A number of Muslim countries with embassies in Denmark have sent a protest to Prime Minister Anders Fogh Rasmussen and the Ministry of Foreign Affairs about the caricatures.
‘We are hoping for understanding about Muslims’ feelings about Mohammed. And we’re hoping for an apology from Jyllands-Posten,’ said Mascud Effendy Hutasuhut, minister counsellor at the Indonesian Embassy.
In addition to Indonesia, a number of Arab states, Pakistan, Iran, and Bosnia-Herzegovina have complained about the cartoons, which they see as a hate campaign against Muslims in Denmark.
The newspaper urged cartoonists to send in drawings of the prophet after an author complained that nobody dared to illustrate his book on Mohammed.
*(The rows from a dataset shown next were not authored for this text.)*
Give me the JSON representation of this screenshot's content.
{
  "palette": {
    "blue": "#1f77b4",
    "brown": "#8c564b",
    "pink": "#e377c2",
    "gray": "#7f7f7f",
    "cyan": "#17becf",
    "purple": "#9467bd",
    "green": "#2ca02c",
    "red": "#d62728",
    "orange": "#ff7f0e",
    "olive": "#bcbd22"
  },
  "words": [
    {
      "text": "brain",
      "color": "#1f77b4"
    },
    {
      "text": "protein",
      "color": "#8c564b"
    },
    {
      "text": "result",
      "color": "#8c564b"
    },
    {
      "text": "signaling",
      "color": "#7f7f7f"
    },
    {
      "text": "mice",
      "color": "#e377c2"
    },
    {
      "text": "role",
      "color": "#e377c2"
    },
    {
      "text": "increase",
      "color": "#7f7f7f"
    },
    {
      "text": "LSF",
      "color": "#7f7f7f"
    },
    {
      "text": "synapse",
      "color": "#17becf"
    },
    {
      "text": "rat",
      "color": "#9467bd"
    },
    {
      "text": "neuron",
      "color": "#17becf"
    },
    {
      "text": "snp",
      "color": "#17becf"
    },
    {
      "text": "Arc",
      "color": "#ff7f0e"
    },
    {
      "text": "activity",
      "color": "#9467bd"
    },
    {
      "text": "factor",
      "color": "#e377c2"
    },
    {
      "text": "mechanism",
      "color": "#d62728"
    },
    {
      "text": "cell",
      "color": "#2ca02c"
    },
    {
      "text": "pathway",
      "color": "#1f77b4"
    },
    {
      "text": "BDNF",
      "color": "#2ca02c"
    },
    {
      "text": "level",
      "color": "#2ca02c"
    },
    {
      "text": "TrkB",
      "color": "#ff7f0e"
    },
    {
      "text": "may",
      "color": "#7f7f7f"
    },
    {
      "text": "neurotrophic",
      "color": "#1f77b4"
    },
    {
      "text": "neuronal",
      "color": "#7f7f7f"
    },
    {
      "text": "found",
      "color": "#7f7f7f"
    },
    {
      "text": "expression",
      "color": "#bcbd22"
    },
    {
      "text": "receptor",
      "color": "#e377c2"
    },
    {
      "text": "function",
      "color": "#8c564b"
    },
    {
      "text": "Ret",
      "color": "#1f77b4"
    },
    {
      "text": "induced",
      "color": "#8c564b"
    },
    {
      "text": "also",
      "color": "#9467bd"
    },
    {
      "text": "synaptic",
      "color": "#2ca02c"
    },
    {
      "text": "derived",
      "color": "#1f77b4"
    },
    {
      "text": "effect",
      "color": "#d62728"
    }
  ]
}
Twelve illustrators heeded the newspaper’s call and sent in cartoons of the prophet, which were published in the newspaper last month.
Jyllands-Posten has called the cartoons a test of whether fear of Islamic retribution has begun to limit the freedom of expression in Denmark.
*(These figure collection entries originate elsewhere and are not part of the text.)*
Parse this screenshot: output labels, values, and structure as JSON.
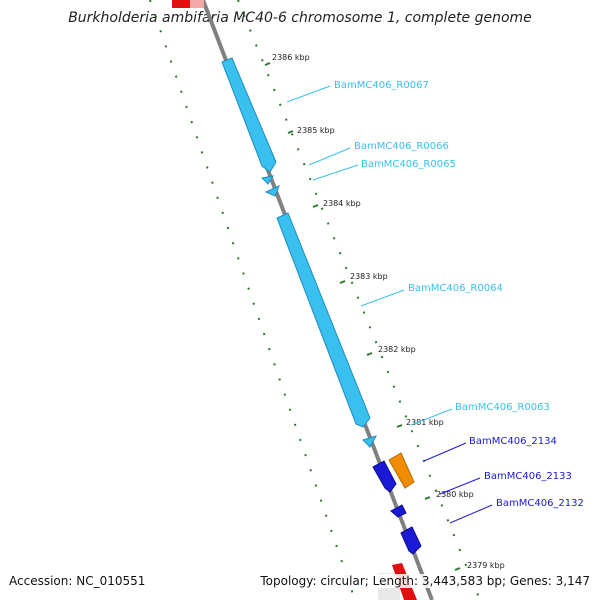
{
  "title": "Burkholderia ambifaria MC40-6 chromosome 1, complete genome",
  "footer": {
    "accession": "Accession: NC_010551",
    "summary": "Topology: circular; Length: 3,443,583 bp; Genes: 3,147"
  },
  "colors": {
    "backbone": "#808080",
    "ticks": "#2a7a2a",
    "rna_gene": "#39c0ee",
    "protein_gene": "#1a1ad6",
    "highlight_gene": "#f08c00",
    "marker": "#e01010"
  },
  "scale_labels": [
    "2386 kbp",
    "2385 kbp",
    "2384 kbp",
    "2383 kbp",
    "2382 kbp",
    "2381 kbp",
    "2380 kbp",
    "2379 kbp"
  ],
  "gene_labels": [
    "BamMC406_R0067",
    "BamMC406_R0066",
    "BamMC406_R0065",
    "BamMC406_R0064",
    "BamMC406_R0063",
    "BamMC406_2134",
    "BamMC406_2133",
    "BamMC406_2132"
  ]
}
The caricatures have caused uproar amongst the nation’s Muslims, and security guards were posted around the newspaper’s Copenhagen office after a mentally unstable 17-year-old boy sent death threats to journalists and the illustrators.
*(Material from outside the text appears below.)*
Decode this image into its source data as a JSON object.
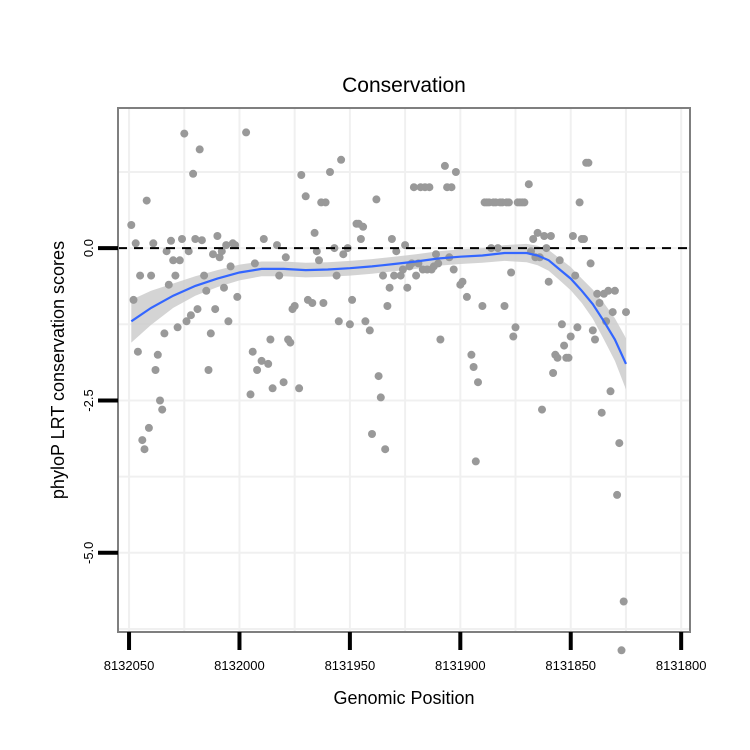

Representatives of the Muslim countries have requested a meeting with the prime minister, who is also the minister of press issues, to discuss the cartoons.
The Prime Minister’s Office’s press chief, Michael Ulveman, said the ministry was preparing a reply, but would not give any further comments.
Peter Viggo Jakobsen, department chief at the Danish Institute for International Studies, said the Muslim ambassadors should not get their hopes up.
‘If they have the faintest idea about how a Danish and democratic society works, they should know that the Danish government doesn’t have any say about Jyllands-Posten’s rights of expression,’ Jakobsen said.